Generalized Vandermonde-Matrix

Question

Let $z_1, \ldots, z_n \in \mathbb{C}\setminus\left\lbrace 0 \right\rbrace$ be distinct complex numbers, $\lambda_1 < \lambda_2 < \ldots < \lambda_n$ positive integers and define $$A = \left( z_i^{\lambda_k}\right)_{i,k = 1,\ldots, n} = \begin{pmatrix} z_1^{\lambda_1} & z_1^{\lambda_2} & \cdots & z_1^{\lambda_n} \\ z_2^{\lambda_1} & z_2^{\lambda_2} & \cdots & z_2^{\lambda_n} \\ \vdots & \vdots & \ddots & \vdots \\ z_n^{\lambda_1} & z_n^{\lambda_2} & \cdots & z_n^{\lambda_n} \end{pmatrix}.$$ Is it true that $A$ is invertible?

I found this related question but it deals with finite fields where in my case the underlying field is the complex plane.

If $\lambda_k = k -1 $ for $k = 1, \ldots, n$, then $A$ is the well-known Vandermonde-Matrix, so in this case the answer is positive. I have tried to calculate the determinant of $A$ analogously to how it's done if $A$ is the Vandermonde-Matrix but without success.
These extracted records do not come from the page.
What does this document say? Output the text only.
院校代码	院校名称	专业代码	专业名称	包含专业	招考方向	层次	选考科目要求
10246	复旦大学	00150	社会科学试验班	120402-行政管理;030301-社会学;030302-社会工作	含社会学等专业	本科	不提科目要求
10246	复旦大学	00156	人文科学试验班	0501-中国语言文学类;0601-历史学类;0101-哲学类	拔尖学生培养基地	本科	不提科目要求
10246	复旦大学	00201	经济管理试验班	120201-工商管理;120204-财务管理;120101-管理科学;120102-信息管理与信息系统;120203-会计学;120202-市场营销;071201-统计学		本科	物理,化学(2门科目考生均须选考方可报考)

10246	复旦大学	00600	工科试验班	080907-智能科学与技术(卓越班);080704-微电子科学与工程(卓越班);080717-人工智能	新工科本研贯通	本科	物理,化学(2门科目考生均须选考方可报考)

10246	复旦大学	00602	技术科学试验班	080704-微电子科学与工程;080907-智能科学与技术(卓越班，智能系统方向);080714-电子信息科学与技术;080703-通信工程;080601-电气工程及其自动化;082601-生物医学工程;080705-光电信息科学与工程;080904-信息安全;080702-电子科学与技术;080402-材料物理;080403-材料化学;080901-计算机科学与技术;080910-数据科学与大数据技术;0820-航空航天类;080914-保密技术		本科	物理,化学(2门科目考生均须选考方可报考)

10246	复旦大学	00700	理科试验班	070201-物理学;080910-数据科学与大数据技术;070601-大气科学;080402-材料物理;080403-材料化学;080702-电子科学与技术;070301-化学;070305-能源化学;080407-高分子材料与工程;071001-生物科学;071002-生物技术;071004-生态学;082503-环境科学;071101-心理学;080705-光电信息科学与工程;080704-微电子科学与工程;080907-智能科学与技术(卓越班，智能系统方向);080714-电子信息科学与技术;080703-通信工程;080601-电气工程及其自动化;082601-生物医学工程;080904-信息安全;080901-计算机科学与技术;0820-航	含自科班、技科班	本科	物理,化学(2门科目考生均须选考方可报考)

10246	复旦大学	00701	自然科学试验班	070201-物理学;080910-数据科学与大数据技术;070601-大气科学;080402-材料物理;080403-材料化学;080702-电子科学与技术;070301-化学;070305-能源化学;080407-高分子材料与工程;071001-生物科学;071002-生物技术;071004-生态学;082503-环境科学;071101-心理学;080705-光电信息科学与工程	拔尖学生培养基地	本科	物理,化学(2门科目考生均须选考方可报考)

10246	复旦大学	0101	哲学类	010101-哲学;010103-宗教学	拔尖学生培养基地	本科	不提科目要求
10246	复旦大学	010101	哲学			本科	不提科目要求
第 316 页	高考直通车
Does anyone have a reference or a proof which answers this question?

Thanks in advance...

Answer 1

It is not necessarily invertible. Consider $z_1 = 1, z_2 = -1$, with $\lambda_1 = 2, \lambda_2 = 4$. Then the resulting matrix is $2 \times 2$ matrix of ones, which is clearly not invertible.

To see why this in general is not necessarily invertible, think of the Vandermonde matrix as polynomial interpolation. The normal Vandermonde matrix, for example, gives the $(n - 1)$th degree polynomial going through $n$ distinct points. What you are asking here is to find a polynomial whose coefficients are all zero except the coefficients to the terms $x^{\lambda_1}, x^{\lambda_2}, \cdots, x^{\lambda_n}$. To construct a counterexample, we just need to note that such a polynomial has $\lambda_n - \lambda_1$ nonzero roots, and if $n$ of these $\lambda_n - \lambda_1$ roots are distinct, we could find $n$ distinct values to give to $z_1, \cdots, z_n$ and have the matrix be singular (why?).